Thursday, February 10, 2011

Suicides and Samurais

The unfortunate death of ex AFP Chief of Staff, Angelo Reyes has sparked a discussion of suicide in Pinoy society. I think the discussion is good since Pinoy society has to face up to the problem of suicide aside from the religious aspects of this.

In a sense suicide is a taboo topic in Pinoy society and this is a reflection of the  generally conservative Roman Catholic culture of the country. But economic and social pressures have driven many to take their own lives. Just last December, a couple hanged themselves on the MRT pylon at EDSA Mandaluyong, snarling traffic for hours. We read about financially desperate breadwinners committing suicide, but aside from the reports, this isn't really news! When a student of Ateneo tried to commit suicide, this became news.

What drives people to suicide are many but medical science considers this as a mental health concern. Suicides are considered as "cries for help" or attention and is linked with lack of coping mechanisms for depression and anxiety. Roman Catholicism has greatly recognized the mental health aspects of suicide that for the most part and even if the Church still recognizes it is a sin, a history of the suicide victim is known first, before the Church denies a Christian burial to the victim. A priest told me that for pastoral reasons, most priests give Church rites to the suicide victim and his/her family.
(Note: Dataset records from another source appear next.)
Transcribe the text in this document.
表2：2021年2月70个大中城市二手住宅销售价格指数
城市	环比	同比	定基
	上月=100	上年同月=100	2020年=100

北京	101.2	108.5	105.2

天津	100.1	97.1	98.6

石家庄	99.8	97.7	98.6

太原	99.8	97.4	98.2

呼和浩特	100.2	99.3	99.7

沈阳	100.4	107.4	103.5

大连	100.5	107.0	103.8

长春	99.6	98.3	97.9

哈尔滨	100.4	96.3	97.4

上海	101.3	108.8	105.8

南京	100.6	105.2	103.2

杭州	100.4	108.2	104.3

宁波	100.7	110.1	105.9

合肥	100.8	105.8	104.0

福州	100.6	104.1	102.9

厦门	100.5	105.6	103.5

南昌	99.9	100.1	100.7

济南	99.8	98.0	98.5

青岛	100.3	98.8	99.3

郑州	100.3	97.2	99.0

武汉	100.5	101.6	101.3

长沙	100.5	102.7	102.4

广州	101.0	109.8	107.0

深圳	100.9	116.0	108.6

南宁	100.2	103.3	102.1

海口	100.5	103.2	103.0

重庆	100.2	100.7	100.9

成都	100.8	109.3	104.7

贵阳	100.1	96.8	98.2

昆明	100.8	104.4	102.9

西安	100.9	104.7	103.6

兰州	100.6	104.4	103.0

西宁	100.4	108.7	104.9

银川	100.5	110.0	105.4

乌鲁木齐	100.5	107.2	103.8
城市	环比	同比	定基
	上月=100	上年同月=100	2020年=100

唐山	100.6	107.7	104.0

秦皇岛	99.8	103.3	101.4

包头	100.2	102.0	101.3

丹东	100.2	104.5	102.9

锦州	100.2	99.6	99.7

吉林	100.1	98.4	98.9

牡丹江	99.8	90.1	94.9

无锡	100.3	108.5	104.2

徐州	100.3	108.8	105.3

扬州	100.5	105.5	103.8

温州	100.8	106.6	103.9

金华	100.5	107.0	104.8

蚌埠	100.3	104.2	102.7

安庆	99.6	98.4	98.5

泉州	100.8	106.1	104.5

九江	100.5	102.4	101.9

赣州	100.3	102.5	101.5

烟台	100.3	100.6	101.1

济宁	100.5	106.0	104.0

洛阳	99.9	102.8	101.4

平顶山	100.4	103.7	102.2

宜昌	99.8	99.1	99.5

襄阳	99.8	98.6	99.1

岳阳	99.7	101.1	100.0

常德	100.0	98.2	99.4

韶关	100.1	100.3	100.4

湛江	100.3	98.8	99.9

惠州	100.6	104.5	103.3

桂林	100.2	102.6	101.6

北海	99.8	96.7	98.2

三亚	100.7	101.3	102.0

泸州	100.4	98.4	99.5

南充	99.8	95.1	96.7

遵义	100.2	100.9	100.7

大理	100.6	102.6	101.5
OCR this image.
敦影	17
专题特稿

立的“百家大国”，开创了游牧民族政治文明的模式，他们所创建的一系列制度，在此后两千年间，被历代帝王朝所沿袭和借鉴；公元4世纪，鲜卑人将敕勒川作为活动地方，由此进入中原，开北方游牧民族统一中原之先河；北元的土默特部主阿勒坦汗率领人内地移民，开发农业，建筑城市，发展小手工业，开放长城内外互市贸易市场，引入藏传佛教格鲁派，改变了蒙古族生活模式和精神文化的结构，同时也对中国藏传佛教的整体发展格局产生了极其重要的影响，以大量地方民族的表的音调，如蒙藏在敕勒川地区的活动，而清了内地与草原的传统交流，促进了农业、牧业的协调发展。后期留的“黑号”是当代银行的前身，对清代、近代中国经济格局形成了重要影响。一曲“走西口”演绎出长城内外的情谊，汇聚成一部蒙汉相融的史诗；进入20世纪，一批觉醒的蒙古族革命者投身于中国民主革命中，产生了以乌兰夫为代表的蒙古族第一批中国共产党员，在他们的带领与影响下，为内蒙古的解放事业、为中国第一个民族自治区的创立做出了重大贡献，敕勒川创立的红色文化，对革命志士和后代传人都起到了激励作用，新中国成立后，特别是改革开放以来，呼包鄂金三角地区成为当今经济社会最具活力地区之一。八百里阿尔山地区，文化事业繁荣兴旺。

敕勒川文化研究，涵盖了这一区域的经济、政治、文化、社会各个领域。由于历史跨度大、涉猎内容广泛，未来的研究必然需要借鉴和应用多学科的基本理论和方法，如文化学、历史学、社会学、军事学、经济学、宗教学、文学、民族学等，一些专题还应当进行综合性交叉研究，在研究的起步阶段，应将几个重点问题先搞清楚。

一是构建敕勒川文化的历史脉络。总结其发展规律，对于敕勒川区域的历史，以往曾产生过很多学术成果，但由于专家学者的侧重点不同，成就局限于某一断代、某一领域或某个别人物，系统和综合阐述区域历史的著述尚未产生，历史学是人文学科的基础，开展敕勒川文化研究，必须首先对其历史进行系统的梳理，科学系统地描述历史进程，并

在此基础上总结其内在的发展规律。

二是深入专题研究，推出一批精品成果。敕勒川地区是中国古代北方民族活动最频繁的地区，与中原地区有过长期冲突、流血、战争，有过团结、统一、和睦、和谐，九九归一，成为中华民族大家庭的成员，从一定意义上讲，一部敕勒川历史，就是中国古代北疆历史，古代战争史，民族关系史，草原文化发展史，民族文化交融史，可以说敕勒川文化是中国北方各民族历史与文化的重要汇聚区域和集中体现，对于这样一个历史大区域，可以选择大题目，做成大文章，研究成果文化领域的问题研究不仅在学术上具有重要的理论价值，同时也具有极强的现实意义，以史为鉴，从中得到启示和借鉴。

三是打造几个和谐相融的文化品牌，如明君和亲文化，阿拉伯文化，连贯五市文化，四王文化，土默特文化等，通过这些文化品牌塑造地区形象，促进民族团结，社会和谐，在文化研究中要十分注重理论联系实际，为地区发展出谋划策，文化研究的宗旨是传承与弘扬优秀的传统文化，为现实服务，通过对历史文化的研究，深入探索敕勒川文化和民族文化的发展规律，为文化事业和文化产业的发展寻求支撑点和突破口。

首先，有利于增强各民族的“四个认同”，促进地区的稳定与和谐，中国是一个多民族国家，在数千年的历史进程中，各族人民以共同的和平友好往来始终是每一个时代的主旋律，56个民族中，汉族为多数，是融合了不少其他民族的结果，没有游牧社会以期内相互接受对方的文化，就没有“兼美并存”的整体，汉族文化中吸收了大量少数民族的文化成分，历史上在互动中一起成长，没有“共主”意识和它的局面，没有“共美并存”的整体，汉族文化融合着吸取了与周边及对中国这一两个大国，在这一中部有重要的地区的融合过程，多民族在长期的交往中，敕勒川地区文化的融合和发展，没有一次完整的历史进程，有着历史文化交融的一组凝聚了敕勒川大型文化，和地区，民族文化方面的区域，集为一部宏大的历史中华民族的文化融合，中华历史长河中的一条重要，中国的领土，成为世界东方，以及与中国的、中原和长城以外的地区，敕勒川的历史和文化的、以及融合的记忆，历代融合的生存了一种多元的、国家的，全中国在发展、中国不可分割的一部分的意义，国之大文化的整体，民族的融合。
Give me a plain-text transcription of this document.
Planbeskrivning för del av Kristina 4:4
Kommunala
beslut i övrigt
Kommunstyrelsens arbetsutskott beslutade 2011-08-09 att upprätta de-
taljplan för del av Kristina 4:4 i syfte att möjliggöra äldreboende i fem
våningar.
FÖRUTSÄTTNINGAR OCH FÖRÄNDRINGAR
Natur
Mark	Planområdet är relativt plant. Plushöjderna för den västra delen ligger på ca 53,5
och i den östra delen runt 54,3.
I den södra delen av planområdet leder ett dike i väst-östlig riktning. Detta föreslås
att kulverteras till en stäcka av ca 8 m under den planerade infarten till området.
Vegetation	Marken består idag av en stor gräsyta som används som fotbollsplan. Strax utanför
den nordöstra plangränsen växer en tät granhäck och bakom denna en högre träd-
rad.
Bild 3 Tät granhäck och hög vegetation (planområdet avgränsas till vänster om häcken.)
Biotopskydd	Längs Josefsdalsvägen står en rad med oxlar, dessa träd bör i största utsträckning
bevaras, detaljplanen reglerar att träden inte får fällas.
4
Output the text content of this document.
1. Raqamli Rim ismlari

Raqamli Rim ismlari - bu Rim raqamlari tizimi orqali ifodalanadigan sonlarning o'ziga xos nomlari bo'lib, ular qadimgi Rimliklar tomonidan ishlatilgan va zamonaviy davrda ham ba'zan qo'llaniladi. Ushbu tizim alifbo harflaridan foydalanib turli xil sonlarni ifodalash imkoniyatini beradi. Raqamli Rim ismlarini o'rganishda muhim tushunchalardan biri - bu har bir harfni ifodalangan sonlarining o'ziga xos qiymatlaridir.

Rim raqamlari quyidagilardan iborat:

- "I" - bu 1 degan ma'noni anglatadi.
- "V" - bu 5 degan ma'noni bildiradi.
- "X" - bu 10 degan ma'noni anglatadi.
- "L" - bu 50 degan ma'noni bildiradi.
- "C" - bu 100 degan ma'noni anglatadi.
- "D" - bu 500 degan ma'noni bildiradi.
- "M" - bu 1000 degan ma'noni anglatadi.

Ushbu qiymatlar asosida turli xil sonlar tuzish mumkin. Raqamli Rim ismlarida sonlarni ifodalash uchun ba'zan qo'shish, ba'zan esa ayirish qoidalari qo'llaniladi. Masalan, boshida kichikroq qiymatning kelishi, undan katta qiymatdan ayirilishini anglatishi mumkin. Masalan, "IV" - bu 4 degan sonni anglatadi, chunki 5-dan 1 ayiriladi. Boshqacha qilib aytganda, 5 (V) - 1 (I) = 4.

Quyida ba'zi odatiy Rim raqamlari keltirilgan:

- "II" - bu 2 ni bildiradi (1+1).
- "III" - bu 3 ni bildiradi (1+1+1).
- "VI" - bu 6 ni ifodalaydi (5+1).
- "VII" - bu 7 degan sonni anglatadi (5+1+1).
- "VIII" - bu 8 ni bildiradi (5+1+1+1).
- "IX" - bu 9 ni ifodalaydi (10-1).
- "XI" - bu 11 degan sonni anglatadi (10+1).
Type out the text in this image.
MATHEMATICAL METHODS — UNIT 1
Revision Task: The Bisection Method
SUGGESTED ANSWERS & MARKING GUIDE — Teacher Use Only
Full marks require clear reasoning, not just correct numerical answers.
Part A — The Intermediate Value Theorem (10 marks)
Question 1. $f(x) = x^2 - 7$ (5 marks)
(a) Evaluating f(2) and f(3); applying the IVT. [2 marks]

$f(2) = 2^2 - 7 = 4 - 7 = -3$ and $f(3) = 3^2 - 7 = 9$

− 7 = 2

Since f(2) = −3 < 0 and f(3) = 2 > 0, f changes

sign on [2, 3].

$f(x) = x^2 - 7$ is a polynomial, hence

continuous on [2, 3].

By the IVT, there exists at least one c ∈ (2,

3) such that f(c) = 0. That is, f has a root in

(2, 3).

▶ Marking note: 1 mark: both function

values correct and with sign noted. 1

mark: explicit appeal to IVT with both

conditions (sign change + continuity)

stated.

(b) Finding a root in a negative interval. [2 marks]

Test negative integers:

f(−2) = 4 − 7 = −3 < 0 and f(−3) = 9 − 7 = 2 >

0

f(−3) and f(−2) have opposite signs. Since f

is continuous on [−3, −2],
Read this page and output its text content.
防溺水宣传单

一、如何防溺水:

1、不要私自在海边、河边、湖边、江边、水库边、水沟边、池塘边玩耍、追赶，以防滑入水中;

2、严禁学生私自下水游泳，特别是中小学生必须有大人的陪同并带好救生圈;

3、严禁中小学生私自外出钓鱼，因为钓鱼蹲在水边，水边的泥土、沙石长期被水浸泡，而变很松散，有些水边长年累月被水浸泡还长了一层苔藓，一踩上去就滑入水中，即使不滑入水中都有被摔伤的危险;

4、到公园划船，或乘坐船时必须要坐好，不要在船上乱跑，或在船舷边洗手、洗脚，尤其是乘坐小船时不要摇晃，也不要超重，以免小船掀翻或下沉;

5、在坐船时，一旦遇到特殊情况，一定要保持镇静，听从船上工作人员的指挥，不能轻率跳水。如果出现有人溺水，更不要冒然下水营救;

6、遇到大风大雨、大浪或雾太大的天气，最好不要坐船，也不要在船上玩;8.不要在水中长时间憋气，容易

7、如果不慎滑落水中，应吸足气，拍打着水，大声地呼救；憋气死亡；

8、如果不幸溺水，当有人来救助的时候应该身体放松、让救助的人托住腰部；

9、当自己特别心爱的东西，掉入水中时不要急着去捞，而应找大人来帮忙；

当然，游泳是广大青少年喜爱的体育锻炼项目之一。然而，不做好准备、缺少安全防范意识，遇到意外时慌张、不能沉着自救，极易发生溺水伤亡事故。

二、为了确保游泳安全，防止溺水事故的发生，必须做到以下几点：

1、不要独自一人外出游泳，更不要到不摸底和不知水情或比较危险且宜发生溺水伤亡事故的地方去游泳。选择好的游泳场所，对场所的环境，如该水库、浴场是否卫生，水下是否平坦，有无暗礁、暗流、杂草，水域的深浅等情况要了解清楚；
We can only in conjecture determine the reasons for General Reyes' suicide but based on circumstances before his death, it is likely he lost the ability to cope with the corruption allegations he was subject to. Op ed columnists in the Philippine blurbs have likened his suicide to what the Japanese samurai did when dishonoured. They commit seppuku.  But the op ed columnists miss out on what really is. The Shogunate considered seppuku as a capital punishment for the GUILTY! The samurai are just given the honourable way of inflicting capital punishment with their own hands on themselves! The Meiji Emperor in 1879 abolished this kind of capital punishment and let the State's executioner perform the task. However this did not stop some Japanese from committing voluntary seppuku.

This it is plainly ridiculous to maintain that General Reyes did like what samurais of old  and to assert that he is innocent until proven guilty! If one believed he did like what a Samurai should do, then one must accept he was guilty of corruption.  If one believes he was innocent until there is evidence to say otherwise, then one must cease comparing his act to that of the Samurai. To do so is to dishonour the Samurai.